La vision se divise en trois scènes schématiquement distinctes mais qui s’articulent de façon très cohérente et profonde. Dans la première scène, comme le fait remarquer le cardinal Ratzinger dans son Commentaire théologique, « L’ange avec l’épée de feu à la gauche de la Mère de Dieu rappelle des images analogues de l’Apocalypse. Il représente la menace du jugement, qui plane sur le monde ».
L’ange – relate Sœur Lucie – par l’éclat de son épée « émettait des flammes qui, semblait-il, devaient incendier le monde ». Il est évident que l’ange n’exécuterait pas cette action de par sa propre décision mais qu’il avait reçu l’ordre de Dieu pour cela. D’où l’on déduit facilement que le monde est dans une situation spirituelle et morale telle qu’il mériterait d’être châtié par Dieu de cette façon. Et il semble qu’il s’agirait d’une destruction totale. C’est ainsi que l’interprète le cardinal Ratzinger : « La perspective que le monde pourrait être englouti dans une mer de flammes n’apparaît absolument plus aujourd’hui comme une pure fantaisie : l’homme lui-même a préparé l’épée de feu avec ses inventions ».

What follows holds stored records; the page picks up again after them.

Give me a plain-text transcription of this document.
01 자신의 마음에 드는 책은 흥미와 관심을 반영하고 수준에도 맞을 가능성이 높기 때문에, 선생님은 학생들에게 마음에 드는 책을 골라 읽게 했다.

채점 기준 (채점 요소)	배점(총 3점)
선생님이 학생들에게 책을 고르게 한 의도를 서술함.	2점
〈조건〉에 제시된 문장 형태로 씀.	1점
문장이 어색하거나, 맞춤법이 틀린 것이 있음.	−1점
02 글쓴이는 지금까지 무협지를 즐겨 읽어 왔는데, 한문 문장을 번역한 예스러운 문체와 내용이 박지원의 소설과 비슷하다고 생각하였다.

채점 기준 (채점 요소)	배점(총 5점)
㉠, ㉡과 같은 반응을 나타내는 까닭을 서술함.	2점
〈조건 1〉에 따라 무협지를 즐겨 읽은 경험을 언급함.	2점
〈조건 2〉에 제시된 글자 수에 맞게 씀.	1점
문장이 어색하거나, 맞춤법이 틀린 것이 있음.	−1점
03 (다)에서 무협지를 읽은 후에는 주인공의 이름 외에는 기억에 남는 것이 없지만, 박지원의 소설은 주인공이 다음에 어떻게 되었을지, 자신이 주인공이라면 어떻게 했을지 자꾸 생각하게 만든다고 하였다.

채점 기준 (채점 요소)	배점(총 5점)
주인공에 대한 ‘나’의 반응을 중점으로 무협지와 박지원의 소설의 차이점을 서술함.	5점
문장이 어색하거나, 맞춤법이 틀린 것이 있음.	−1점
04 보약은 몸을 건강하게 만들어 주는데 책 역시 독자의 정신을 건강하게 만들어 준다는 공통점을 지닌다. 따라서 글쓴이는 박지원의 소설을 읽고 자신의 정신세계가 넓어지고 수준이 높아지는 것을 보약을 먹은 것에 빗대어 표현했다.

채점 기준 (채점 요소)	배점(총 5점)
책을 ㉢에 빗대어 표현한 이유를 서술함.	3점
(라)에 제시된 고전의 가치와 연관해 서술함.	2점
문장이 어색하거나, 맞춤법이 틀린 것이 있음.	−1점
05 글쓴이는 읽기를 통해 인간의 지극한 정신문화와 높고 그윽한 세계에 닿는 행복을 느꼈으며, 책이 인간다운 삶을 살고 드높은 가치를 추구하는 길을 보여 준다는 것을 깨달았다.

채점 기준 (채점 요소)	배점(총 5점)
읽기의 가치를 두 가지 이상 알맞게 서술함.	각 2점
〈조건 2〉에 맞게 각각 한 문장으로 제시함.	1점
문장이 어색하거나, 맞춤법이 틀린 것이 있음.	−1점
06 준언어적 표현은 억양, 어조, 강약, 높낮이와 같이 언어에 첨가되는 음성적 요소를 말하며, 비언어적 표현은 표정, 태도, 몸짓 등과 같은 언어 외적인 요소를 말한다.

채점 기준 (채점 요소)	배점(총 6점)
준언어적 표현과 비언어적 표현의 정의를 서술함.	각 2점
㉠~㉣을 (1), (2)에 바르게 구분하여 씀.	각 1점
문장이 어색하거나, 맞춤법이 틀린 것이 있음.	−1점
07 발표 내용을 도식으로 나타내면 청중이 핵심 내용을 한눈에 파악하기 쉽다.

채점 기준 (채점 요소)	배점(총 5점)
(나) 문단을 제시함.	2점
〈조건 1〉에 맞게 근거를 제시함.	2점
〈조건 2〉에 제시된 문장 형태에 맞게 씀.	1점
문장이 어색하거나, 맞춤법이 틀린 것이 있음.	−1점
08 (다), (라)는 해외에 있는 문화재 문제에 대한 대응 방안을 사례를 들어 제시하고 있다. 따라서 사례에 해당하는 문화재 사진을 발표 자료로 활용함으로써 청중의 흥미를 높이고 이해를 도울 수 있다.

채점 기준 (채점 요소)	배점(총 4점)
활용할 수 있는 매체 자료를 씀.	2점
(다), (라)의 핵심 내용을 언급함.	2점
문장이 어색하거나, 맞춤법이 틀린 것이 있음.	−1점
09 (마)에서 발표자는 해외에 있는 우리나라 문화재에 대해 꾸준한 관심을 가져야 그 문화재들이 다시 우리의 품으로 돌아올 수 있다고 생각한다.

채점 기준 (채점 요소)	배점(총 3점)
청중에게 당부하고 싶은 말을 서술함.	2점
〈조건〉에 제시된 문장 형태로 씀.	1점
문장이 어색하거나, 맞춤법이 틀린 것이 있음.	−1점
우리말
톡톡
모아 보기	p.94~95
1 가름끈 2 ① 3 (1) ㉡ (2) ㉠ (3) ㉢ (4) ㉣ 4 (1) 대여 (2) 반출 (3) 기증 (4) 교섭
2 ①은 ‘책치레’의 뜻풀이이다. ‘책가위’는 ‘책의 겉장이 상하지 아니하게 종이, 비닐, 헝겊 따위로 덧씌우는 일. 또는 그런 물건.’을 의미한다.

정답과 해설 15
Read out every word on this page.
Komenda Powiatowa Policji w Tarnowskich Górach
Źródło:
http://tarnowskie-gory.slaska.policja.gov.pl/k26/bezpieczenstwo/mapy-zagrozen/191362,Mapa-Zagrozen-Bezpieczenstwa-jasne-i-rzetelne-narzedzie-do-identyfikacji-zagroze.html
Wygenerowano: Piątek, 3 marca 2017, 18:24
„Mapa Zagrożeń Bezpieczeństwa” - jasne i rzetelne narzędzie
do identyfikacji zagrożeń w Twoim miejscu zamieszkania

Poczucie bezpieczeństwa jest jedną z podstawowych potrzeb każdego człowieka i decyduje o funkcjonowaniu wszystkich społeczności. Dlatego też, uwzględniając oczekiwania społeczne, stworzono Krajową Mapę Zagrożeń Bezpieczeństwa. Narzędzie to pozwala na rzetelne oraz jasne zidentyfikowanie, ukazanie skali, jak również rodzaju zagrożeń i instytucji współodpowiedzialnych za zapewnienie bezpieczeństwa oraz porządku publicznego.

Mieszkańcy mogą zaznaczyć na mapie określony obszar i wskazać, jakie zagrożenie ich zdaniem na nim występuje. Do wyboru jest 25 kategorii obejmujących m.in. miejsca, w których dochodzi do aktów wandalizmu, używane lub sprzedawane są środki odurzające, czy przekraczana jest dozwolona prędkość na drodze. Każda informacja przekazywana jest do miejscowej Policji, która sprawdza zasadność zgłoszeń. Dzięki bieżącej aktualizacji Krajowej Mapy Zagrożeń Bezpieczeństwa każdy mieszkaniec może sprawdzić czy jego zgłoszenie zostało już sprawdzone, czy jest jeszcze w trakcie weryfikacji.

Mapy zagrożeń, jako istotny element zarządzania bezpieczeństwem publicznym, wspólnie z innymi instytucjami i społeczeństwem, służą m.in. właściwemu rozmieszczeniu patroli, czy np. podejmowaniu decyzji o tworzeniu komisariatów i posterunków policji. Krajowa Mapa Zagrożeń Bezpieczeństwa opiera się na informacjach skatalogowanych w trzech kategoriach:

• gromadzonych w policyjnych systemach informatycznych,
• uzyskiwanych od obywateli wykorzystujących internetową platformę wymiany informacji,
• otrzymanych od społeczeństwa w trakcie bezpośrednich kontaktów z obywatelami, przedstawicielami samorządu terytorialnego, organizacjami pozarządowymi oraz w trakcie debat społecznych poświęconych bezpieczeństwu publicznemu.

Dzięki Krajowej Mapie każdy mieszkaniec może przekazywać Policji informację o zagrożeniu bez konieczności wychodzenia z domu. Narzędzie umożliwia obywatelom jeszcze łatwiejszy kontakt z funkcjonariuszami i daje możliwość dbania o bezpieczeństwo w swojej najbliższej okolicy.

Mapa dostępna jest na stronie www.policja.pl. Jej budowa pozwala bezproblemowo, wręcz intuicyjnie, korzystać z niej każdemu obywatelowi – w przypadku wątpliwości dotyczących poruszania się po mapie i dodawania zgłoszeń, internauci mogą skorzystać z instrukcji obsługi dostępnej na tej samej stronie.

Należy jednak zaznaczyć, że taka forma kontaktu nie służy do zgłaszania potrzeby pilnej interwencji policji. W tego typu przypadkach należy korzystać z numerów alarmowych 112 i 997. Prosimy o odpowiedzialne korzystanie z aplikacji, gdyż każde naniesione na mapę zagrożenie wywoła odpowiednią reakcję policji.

Le premier point à retenir est donc que l’humanité est tellement éloignée de Dieu et de son Église – ce qui se manifeste clairement par un refus théorique et/ou pratique de sa doctrine et de sa morale – que cela représente un acte de rébellion contre Dieu qui mérite un châtiment suprême. Il est fondamental de souligner cette conclusion, car de nombreux catholiques aujourd’hui, même très en vue, pensent, parlent et se comportent comme si la situation du monde était tout autre.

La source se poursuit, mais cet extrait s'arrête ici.